Mrs. Frog put on her things and powdered her face. She looked at herself in the mirror a moment and then feverishly rushed to the bank and plunged in with a ker-plunk that could be heard a long distance. She kept deep under the water and would first swim this way and then that way; now to the right and then to the left, and she came to the surface a good distance from where she entered the water so that Mr. Moccasin-snake, if he had been on a log in the sun waiting for her, could not locate her. She looked back and saw Mrs. Turtle and Mr. Turtle asleep on a half-floating cottonwood stump, and then she struck out across the lake.
—put on her things and powdered her face.
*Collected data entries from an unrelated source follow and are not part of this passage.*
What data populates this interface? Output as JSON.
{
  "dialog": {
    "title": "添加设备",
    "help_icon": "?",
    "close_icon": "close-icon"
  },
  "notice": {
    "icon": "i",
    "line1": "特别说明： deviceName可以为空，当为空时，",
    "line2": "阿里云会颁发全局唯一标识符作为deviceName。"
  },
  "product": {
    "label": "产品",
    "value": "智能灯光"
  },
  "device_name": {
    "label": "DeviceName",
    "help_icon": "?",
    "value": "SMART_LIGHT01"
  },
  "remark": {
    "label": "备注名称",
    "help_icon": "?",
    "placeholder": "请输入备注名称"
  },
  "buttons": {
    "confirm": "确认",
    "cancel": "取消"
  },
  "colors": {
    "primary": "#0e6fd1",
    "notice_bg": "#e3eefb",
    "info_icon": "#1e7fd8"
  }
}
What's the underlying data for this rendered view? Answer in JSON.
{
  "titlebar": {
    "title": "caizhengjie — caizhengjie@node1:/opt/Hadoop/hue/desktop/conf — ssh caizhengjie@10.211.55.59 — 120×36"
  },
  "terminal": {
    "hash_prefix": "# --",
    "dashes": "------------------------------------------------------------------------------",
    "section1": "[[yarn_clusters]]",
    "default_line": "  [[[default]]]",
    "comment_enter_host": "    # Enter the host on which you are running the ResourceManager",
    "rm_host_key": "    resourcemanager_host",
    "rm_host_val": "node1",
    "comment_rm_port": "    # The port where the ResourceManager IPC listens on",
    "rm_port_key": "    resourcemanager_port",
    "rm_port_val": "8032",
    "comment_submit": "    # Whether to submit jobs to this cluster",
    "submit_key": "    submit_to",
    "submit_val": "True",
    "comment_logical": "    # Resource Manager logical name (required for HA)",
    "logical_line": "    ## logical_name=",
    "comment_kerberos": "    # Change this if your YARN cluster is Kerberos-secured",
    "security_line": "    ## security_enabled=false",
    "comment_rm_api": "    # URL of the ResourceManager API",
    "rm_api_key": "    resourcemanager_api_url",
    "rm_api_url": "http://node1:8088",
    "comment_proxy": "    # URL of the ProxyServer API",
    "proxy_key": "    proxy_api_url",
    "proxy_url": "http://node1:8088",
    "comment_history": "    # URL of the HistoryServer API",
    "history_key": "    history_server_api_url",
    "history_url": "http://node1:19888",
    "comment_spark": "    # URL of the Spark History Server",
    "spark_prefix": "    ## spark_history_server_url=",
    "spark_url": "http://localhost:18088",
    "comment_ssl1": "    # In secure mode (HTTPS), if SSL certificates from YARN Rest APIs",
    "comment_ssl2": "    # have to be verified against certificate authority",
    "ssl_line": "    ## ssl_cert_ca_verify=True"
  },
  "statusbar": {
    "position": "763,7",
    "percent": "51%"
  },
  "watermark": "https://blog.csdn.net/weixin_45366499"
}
She had not gone far when she began to feel better. Her nervousness and fever left her. She enjoyed a sense of freedom and liberty, and the cool, clear waters were as a health-giving and soothing anodyne to her. The sense of smothering and confinement which she found so oppressive at home had left her, and her spirit expanded and reveled in its new-found independence and she only regretted that Mr. Frog and the Baby Frogs were not with her to enjoy her raptures.
At Mrs. Rabbit’s House.
Arriving at the opposite bank, which she clambered up in no time, Mrs. Frog was feeling refreshed; she came to a road that fringed the lake, and, crossing this, she came to the briar patch. She went up and down the road, now entering one opening in the briar patch and then another, only to find that they were “blind” and that they led nowhere. One after another she entered these openings and had to come out again. She was about to give up the task and return home and she was soothing her disappointed feelings with the reflection that while she had not found Mrs. Rabbit and returned her call, she had enjoyed the outing immensely and had been benefited by the trip, when she saw a small opening nearly covered by hanging leaves. After some hesitation she entered this and found, to her great joy, that it was an arched pathway, well beaten by travel, which led to the home of Mrs. Rabbit. She followed this until she neared the house and saw Mrs. Rabbit standing in her front yard. Mrs. Frog saluted her cheerily but Mrs. Rabbit pretended that she was frightened and rushed in her house and hid in a heap in the darkest corner. Mrs. Frog followed her in, exclaiming: “La! Mrs. Rabbit, you need not hide. It is only Mrs. Frog that has come to see you and she is not going to hurt you.”